José Pedro Araújo
Fomos à França em 1998 defender o
nosso título, ganho nos estados unidos em 1994. Não precisamos jogar as
eliminatórias, uma vez que o campeão do mundo já está automaticamente classificado
para a copa seguinte, ele e o país anfitrião, e isso nunca é bom porque a
seleção se prepara para o duro embate apenas jogando amistosos. Portanto, não sabíamos
como chegaríamos às disputas por pontos no curto torneio que é uma copa do
mundo. Sem o nosso talismã da copa anterior, Romário, cortado quando a seleção
já se encontrava na França para a disputa, depositamos as nossas fichas num
jovem atacante que tinha ido à copa dos EUA apenas como coadjuvante: Ronaldo, o
fenômeno. E ele fez bonito na sua primeira competição mundial como ídolo de uma
nação louca por futebol. Isso, apesar de contarmos com um camisa dez de
respeito, Rivaldo, o craque de pernas tortas, quase tão envergadas como a de
Garrincha, e também com o nosso camisa sete da copa anterior, Bebeto.
Ganhamos os dois primeiros jogos
contra Escócia e Marrocos, e perdemos o terceiro para a Noruega. Classificamo-nos
em primeiro do grupo, mas ficamos com aquela dúvida se o time teria forças
suficientes para chegar a mais um título. Fomos para as oitavas-de-final e
despachamos o Chile com uma goleada por 4x1 e seguimos em frente. E nas
quartas-de-final foi a vez da Dinamarca pegar o voo de volta para casa, 3x2.

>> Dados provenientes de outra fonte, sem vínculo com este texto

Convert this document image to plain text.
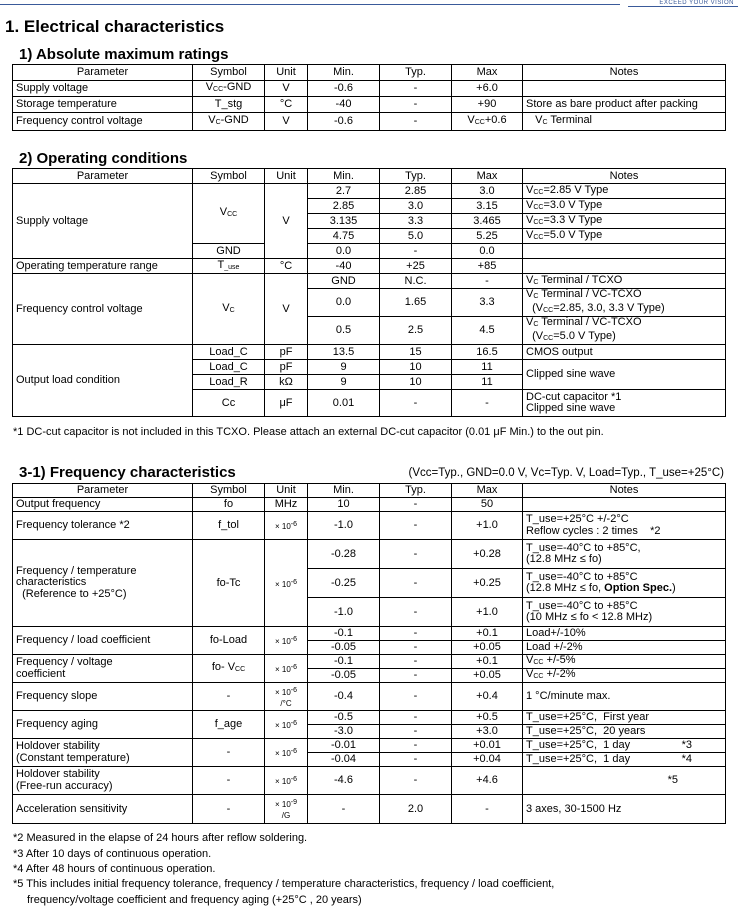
EXCEED YOUR VISION
1. Electrical characteristics
1) Absolute maximum ratings
Parameter	Symbol	Unit	Min.	Typ.	Max	Notes
Supply voltage	VCC-GND	V	-0.6	-	+6.0	
Storage temperature	T_stg	°C	-40	-	+90	Store as bare product after packing
Frequency control voltage	VC-GND	V	-0.6	-	VCC+0.6	VC Terminal
2) Operating conditions
Parameter	Symbol	Unit	Min.	Typ.	Max	Notes
Supply voltage	VCC	V	2.7	2.85	3.0	VCC=2.85 V Type
			2.85	3.0	3.15	VCC=3.0 V Type
			3.135	3.3	3.465	VCC=3.3 V Type
			4.75	5.0	5.25	VCC=5.0 V Type
	GND		0.0	-	0.0	
Operating temperature range	T_use	°C	-40	+25	+85	
Frequency control voltage	VC	V	GND	N.C.	-	VC Terminal / TCXO
			0.0	1.65	3.3	VC Terminal / VC-TCXO
(VCC=2.85, 3.0, 3.3 V Type)
			0.5	2.5	4.5	VC Terminal / VC-TCXO
(VCC=5.0 V Type)
Output load condition	Load_C	pF	13.5	15	16.5	CMOS output
	Load_C	pF	9	10	11	Clipped sine wave
	Load_R	kΩ	9	10	11	
	Cc	μF	0.01	-	-	DC-cut capacitor *1
Clipped sine wave
*1 DC-cut capacitor is not included in this TCXO. Please attach an external DC-cut capacitor (0.01 μF Min.) to the out pin.
3-1) Frequency characteristics	(Vcc=Typ., GND=0.0 V, Vc=Typ. V, Load=Typ., T_use=+25°C)
Parameter	Symbol	Unit	Min.	Typ.	Max	Notes
Output frequency	fo	MHz	10	-	50	
Frequency tolerance *2	f_tol	× 10-6	-1.0	-	+1.0	T_use=+25°C +/-2°C
Reflow cycles : 2 times    *2
Frequency / temperature
characteristics
(Reference to +25°C)	fo-Tc	× 10-6	-0.28	-	+0.28	T_use=-40°C to +85°C,
(12.8 MHz ≤ fo)
			-0.25	-	+0.25	T_use=-40°C to +85°C
(12.8 MHz ≤ fo, Option Spec.)
			-1.0	-	+1.0	T_use=-40°C to +85°C
(10 MHz ≤ fo < 12.8 MHz)
Frequency / load coefficient	fo-Load	× 10-6	-0.1	-	+0.1	Load+/-10%
			-0.05	-	+0.05	Load +/-2%
Frequency / voltage
coefficient	fo- VCC	× 10-6	-0.1	-	+0.1	VCC +/-5%
			-0.05	-	+0.05	VCC +/-2%
Frequency slope	-	× 10-6
/°C	-0.4	-	+0.4	1 °C/minute max.
Frequency aging	f_age	× 10-6	-0.5	-	+0.5	T_use=+25°C,  First year
			-3.0	-	+3.0	T_use=+25°C,  20 years
Holdover stability
(Constant temperature)	-	× 10-6	-0.01	-	+0.01	T_use=+25°C,  1 day *3

			-0.04	-	+0.04	T_use=+25°C,  1 day *4

Holdover stability
(Free-run accuracy)	-	× 10-6	-4.6	-	+4.6	*5

Acceleration sensitivity	-	× 10-9
/G	-	2.0	-	3 axes, 30-1500 Hz
*2 Measured in the elapse of 24 hours after reflow soldering.
*3 After 10 days of continuous operation.
*4 After 48 hours of continuous operation.
*5 This includes initial frequency tolerance, frequency / temperature characteristics, frequency / load coefficient,
frequency/voltage coefficient and frequency aging (+25°C , 20 years)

Melhoramos bastante durante a competição e o melhor do mundo, Ronaldo, vinha
fazendo o seu papel muito bem. Na semifinal encaramos a Holanda, adversária que
estava ficando comum em todas as copas do mundo. E foi o que se viu: um jogo
difícil, amarrado e perigoso, decidido somente nos pênaltis. 1x1 no tempo normal,
4x2 nos pênaltis, estávamos na final mais uma vez.
Assistíamos aos jogos no sítio
que tínhamos em sociedade com a minha irmã, e a festa que começara com poucas
pessoas, ia engrossando a plateia jogo a jogo até chegarmos a grande final,
quando a torcida já era enorme. A
comemoração terminava sempre do mesmo jeito: dentro da piscina. Estávamos no
melhor dos mundos. Tomávamos todas ao ponto de a borda da piscina ficar cheia
de copos e garrafas de cerveja, serviço extra para o caseiro. Enquanto isto, no
seu entorno, amarradas em árvores, bandeiras e faixas alusivas ao Brasil
tremulavam e davam um aspecto festivo ao ambiente.
Duas tevês haviam sido
instaladas, uma na sala e outra no alpendre, para que todos pudessem assistir
aos jogos sem atropelos. Muito diferente dos tempos em que ouvíamos o locutor
se esgoelar pelo rádio, ou víamos os jogos em aparelhos que só nos mostrava a
bola de tempos em tempos, tal era a qualidade ruim da imagem ofertada.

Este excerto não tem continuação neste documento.